Archbishop Vigano spoke mere days before Pope Francis named Archbishop Christophe Pierre as Vigano’s successor in the post of US nuncio. The archbishop, who has served since 2011, reached retirement age this past January.
The French-born Pierre, currently nuncio to Mexico, is a “Bergoglian” and someone in whom Pope Francis confides, according to Vatican expert Sandro Magister.
In his address at the Pontifical North American College, Vigano cited the Holy Father’s address before Congress during his recent U.S. visit, and said it meant a lot for him to hear the pontiff describe America as “the land of the free and the home of the brave.”
“Now, perhaps more than ever, this phrase should be something we continue to live for and pray for,” Archbishop Vigano told those assembled at the U.S. Bishops’ seminary, “that the United States of America will protect our freedom, especially our religious liberty, as well as respect the human right to conscientious objection, and that we will be courageous in always defending the freedom to put our Catholic faith into practice without fear.”
The retiring papal envoy had received the 2016 Rector’s Award at the annual gathering supporting the Pontifical North American College, along with California attorney Timothy Busch and his wife Steph, members of the Papal Foundation and benefactors of the Napa Institute, which works to develop Catholic leaders in the U.S.

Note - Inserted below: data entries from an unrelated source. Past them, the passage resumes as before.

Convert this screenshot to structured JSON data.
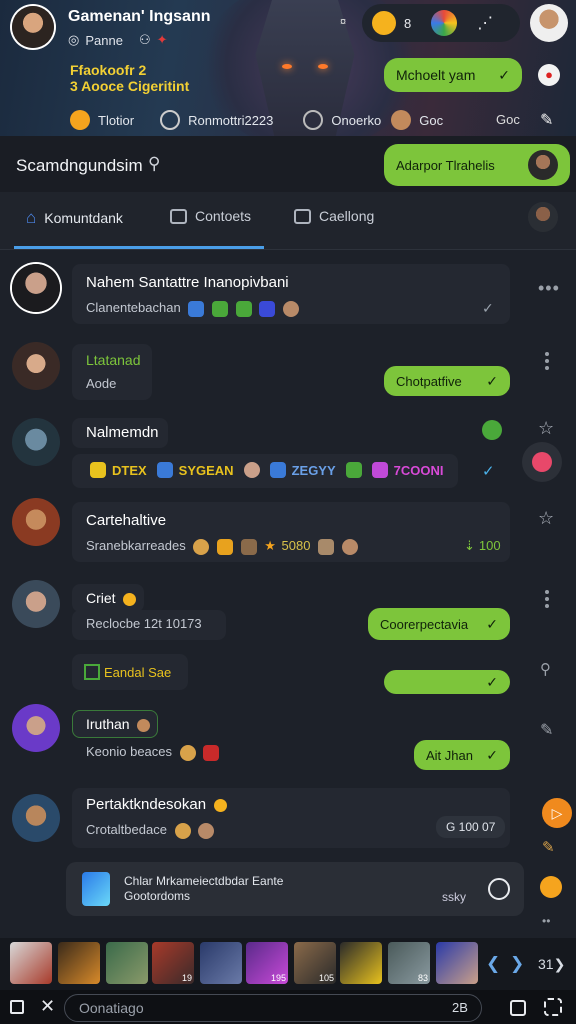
{
  "banner": {
    "title": "Gamenan' Ingsann",
    "subtitle": "Panne",
    "headline_line1": "Ffaokoofr 2",
    "headline_line2": "3 Aooce Cigeritint",
    "reply_bubble": "Mchoelt yam",
    "top_count": "8",
    "stats": [
      {
        "label": "Tlotior"
      },
      {
        "label": "Ronmottri2223"
      },
      {
        "label": "Onoerko"
      },
      {
        "label": "Goc"
      }
    ],
    "stat_right": "Goc"
  },
  "topbar": {
    "title": "Scamdngundsim",
    "action_label": "Adarpor Tlrahelis"
  },
  "tabs": [
    {
      "label": "Komuntdank",
      "icon": "home-icon",
      "active": true
    },
    {
      "label": "Contoets",
      "icon": "chat-icon",
      "active": false
    },
    {
      "label": "Caellong",
      "icon": "calendar-icon",
      "active": false
    }
  ],
  "messages": [
    {
      "name": "Nahem Santattre Inanopivbani",
      "sub": "Clanentebachan",
      "bubble": "",
      "check": "✓"
    },
    {
      "name": "Ltatanad",
      "sub": "Aode",
      "bubble": "Chotpatfive",
      "check": "✓"
    },
    {
      "name": "Nalmemdn",
      "sub": "",
      "tags": [
        "DTEX",
        "SYGEAN",
        "ZEGYY",
        "7COONI"
      ],
      "check": "✓"
    },
    {
      "name": "Cartehaltive",
      "sub": "Sranebkarreades",
      "extra": "5080",
      "right": "100"
    },
    {
      "name": "Criet",
      "sub": "Reclocbe  12t  10173",
      "bubble": "Coorerpectavia",
      "check": "✓"
    },
    {
      "name": "",
      "sub": "Eandal Sae",
      "bubble": "",
      "check": "✓"
    },
    {
      "name": "Iruthan",
      "sub": "Keonio beaces",
      "bubble": "Ait Jhan",
      "check": "✓"
    },
    {
      "name": "Pertaktkndesokan",
      "sub": "Crotaltbedace",
      "right": "G 100 07"
    }
  ],
  "composer": {
    "line1": "Chlar Mrkameiectdbdar Eante",
    "line2": "Gootordoms",
    "right": "ssky"
  },
  "bottom": {
    "input_placeholder": "Oonatiago",
    "counter": "2B"
  },
  "thumb_labels": [
    "",
    "",
    "",
    "19",
    "",
    "195",
    "105",
    "",
    "83",
    ""
  ],
  "nav": {
    "prev": "❮",
    "next": "❮",
    "more": "31❯"
  },
  "colors": {
    "accent": "#7dc53b",
    "bg": "#1d2129",
    "orange": "#f08a1e"
  }
}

Last year Archbishop Vigano was maligned by homosexual activists and the Left for his ostensive role in setting up Pope Francis’ private meeting with embattled clerk Kim Davis during the pope’s visit, with homosexual supporters petitioning the archbishop to resign for his part in the meeting.

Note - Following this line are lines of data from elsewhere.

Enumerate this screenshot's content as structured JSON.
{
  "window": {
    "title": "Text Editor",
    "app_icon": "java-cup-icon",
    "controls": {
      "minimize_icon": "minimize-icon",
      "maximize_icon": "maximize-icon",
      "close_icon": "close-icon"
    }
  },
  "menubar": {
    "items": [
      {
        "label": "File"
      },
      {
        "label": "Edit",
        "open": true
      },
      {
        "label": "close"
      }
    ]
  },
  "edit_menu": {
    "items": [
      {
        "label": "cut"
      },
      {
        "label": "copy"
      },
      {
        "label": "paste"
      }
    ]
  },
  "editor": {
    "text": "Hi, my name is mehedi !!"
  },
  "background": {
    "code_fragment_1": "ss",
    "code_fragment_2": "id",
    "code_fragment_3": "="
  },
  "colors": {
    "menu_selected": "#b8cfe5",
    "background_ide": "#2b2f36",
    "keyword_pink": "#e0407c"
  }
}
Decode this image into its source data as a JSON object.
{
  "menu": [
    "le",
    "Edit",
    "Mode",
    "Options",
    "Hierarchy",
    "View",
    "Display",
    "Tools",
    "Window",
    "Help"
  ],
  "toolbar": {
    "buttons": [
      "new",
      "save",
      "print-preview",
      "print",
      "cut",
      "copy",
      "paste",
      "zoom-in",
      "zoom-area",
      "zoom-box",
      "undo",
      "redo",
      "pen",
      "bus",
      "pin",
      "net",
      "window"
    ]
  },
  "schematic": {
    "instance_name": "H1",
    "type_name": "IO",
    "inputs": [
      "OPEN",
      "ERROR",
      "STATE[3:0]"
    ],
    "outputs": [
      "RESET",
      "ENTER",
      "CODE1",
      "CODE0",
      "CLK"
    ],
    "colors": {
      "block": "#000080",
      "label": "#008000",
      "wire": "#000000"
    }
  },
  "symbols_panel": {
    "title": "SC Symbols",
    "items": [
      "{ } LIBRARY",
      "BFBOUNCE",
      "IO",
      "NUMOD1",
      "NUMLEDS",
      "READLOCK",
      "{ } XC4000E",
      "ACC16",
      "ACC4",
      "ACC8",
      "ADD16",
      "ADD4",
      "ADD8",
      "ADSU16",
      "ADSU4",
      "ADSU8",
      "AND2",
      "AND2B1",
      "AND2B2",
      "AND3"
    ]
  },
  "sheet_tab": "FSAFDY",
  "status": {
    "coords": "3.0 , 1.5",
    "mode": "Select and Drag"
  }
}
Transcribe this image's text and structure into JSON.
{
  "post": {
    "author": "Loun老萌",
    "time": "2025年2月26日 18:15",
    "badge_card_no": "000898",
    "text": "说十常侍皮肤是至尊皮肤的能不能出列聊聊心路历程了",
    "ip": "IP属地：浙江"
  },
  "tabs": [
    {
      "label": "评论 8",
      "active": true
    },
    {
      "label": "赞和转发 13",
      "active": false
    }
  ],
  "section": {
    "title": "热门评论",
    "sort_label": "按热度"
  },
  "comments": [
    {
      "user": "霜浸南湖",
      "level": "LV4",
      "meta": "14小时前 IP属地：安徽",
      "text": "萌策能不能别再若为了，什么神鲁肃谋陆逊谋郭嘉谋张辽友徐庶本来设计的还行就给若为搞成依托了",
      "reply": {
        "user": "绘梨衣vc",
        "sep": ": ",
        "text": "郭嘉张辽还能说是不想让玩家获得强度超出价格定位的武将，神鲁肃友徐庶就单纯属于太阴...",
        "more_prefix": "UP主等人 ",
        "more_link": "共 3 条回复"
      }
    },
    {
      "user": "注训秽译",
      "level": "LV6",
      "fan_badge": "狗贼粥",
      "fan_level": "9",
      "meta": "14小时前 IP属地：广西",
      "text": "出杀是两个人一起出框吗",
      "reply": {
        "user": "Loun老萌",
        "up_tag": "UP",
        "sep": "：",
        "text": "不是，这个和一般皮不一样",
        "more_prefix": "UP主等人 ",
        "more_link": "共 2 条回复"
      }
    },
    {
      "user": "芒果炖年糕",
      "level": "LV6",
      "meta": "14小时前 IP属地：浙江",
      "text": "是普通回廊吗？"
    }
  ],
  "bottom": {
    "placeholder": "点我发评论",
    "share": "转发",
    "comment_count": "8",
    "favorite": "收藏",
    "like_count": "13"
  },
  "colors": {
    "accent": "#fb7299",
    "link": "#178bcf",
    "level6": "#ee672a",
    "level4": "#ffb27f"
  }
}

Some speculate, in the midst of the Vatican’s botching of the media message on the incident, that the pope’s U.S. ambassador was left to take the public heat for the meeting with the Kentucky county clerk, whose religious convictions led to her decline to put her name on homosexual “marriage” licenses and made her a national symbol for religious freedom.
Archbishop Vigano also upset homosexual activists last year upset by taking part in the annual March for Marriage.
The archbishop has spoken out before on the need to defend religious liberty, saying at a 2012 Notre Dame University appearance that Catholic professors and public officials who defy Church teaching on fundamental issues such as abortion and marriage constitute a “grave” threat to religious freedom.
During what was likely his final public address as nuncio, the prelate encouraged the seminarians at the Pontifical North American College to take advantage of their time there, and said the College’s mission was to teach the future Church leadership in America “to be strong, to be virtuous, to be valiant witnesses to the message of Jesus: “The Truth will make you free.”
Archbishop Vigano also called for courage and strength in the midst of persecution.
“This is an age when we need great courage—courage to stand up for the Truth, even when we are not understood, or persecuted when we are understood,” he stated. “We need to be strong in the face of evil.”